Search code examples
mdxiccube

Is there a healthy way to bridge a link between a fact-dimension, where their relationship is only partial?


I'm trying to get a Dimension that only has an incomplete relationship to the measure in question. That if we had two tables A and B with their #'d columns, the set from column A.1 would have column members not present in B.1's set.

In an example scenario, we have three tables:

Items: Supplied by sql view: T_Items

Item ID Item Normal Price
1 Apple $1.99
2 Banana $2.99
3 Grapes $3.99
4 Ham $4.99
5 Beef $5.99

Items on Sale: Supplied by sql view: T_Items_On_Sale

Item on Sale ID Item ID Sale Price Sale Period
1 1 $1.00 1/1 - 1/10
2 1 $1.00 1/21 - 1/31
3 2 $2.00 1/11 - 1/20
4 3 $3.00 1/21 - 1/30
5 2 $1.00 1/1 - 1/10

Sales: Supplied by sql view: T_Sales

Transaction ID Item ID Date Price Quantity
1 1 1/2 1.00 2
2 4 1/23 4.99 1
3 3 1/22 3.00 2
4 1 1/15 1.99 1
5 2 1/4 1.00 1
6 5 1/17 5.99 1

From that above data, I'm trying to arrange something like the following:

Dimension: Key Column: Supplying Datatable:
Items_on_sale Item on Sale ID T_Items_On_Sale
Measure: Supplying Datatable:
Sales T_Sales

Where I make a bridge definitions like the following:

Fact Join Column: Bridge Table: Join Column: Join Column (Dimension table):
Sales.ItemId T_Items_On_Sale T_Items_On_Sale.ItemId Items_on_Sale.ItemId

Items_on_sale's dimension entries would like to relate to the Sales measure based on the Item ID.

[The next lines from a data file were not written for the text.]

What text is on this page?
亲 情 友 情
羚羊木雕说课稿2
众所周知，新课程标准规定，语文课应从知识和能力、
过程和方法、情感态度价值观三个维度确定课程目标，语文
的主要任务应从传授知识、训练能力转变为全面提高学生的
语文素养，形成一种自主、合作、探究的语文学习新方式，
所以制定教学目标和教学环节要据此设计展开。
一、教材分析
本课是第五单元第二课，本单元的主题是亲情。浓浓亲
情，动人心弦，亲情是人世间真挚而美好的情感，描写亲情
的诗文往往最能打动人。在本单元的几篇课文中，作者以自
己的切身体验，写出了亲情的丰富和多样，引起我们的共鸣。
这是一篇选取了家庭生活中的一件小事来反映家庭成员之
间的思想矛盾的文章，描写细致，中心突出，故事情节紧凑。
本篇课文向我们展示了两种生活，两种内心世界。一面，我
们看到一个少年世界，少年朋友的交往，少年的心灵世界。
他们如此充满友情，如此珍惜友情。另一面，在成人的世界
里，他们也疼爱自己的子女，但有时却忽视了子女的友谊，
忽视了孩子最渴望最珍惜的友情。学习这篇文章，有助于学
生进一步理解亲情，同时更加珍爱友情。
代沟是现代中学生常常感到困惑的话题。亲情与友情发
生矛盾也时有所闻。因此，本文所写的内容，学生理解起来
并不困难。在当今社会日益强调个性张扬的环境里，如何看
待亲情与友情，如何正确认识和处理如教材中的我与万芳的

  • But Item ID isn't the key used in the Items_on_Sale dimension
  • Their relationship is also not complete.
    • There are Sales made for items that have never been on discount (Sales entries for items 4 and 5) and so won't fill out the tuple of this relationship

In my real scenario, the measure I'm trying to relate to this partially relevant dimension will end up leaving off every single incomplete record, and drastically change the outcome. Is there a healthier way to link such dimensions to these measures?

In my own testing, I've tried:

  • Messing with each combination of the bridge definition:
    • one-to-one select on both sides

    • Whether to relate the "On sale" dimension side to join to its dimension based on the Item ID or the On Sale entry ID.

  • Increasing the amount of allowed max unresolved rows to allow loads to still legally complete. But again, this just means the final product is missing data.

Solution

  • Thanks for thoroughly explaining the problem. As you point out, bridge tables filter the fact table for only the IDs that are in the bridge table (like an SQL inner join).

    To link the T_Items_On_Sale dimension and keep all information from the fact table, you could either:

    • extend the T_Items_On_Sale with all the item IDs that are not present using an SQL union. For the items without any sale, the price and period columns would be null.
    • create a new fact table that is a left-join of T_Sales and T_Items_On_Sale on Item ID and Date between Sale Period. Now you can individually link the T_Items_On_Sale and T_Items as dimensions to this table.